Kafka

https://www.slideshare.net/mumrah/kafka-talk-tri-hug

Key Choices

  • pub/sub messaging pattern
  • Messages are persistent (stored on disk).
  • Consumers keep their own state (stored in Zookeeper).

Technology Summary

Concept Notes
Brokers Receive messages from producers (sequential write, push) and deliver messages to consumers (sequential read, pull).
Messages are flushed to append-only log files.
Topics A logical collection of partitions mapped across many brokers.
Partition Physical append-only log files. A broker contains some of the partitions for a topic.
Replication Partitions are replicated. One broker is the leader, and all writes/reads must go through it (replication is for fault tolerance only). Replication can be tuned to write to N replicas.
Producer Responsible for load balancing messages among brokers. They can discover all brokers from a single one.
High-level API: Producer#send(String topic, K key, V value).
Determines the partition based on the key (default hash mod), e.g., send("A", "foo", message) in the example below: "foo" mod 2.
No total ordering across partitions.
Guaranteed ordering inside the partition. This is useful if the key is a PK; if so, all the messages related to that key will be ordered.
Consumer Requests a range of messages from a broker. Responsible for its own state, i.e., its own iterator.
High-level API: Map<String, List<KafkaStream>> Consumer.connector(Collections.singletonMap("topic", nPartitions)).
Blocking/non-blocking behavior.
Consumer Group Multiple consumers can be part of a consumer group coordinated with Zookeeper.

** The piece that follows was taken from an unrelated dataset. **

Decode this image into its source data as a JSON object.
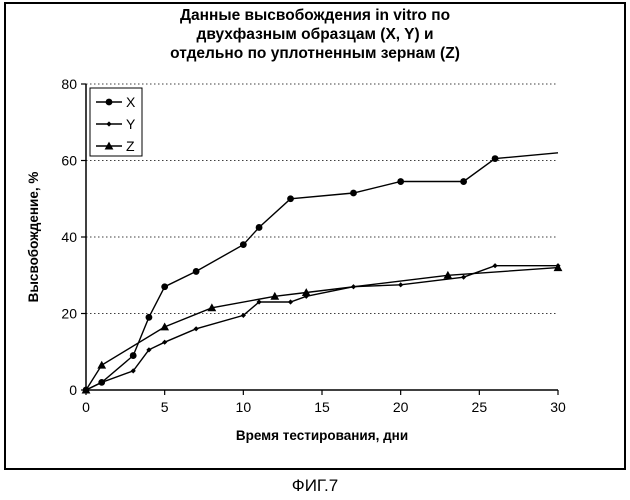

In a group, each partition will be consumed by exactly one consumer.
Consequence: broadcast/pub-sub (if all the consumer instances have different consumer groups) and load balance/queue (if all the consumer instances have the same consumer group).
Broker - Partition - Topic

Broker - Partition - Topic

Consumer Groups

Consumer Groups

Useful numbers

Applications

  • Notification: A updates a record and sends a “record updated” message. B consumes the message and asks A for the updated record to sync its copy.
  • Stream Processing: Data is produced and written into Kafka. Consumer groups process these messages and write them back to Kafka.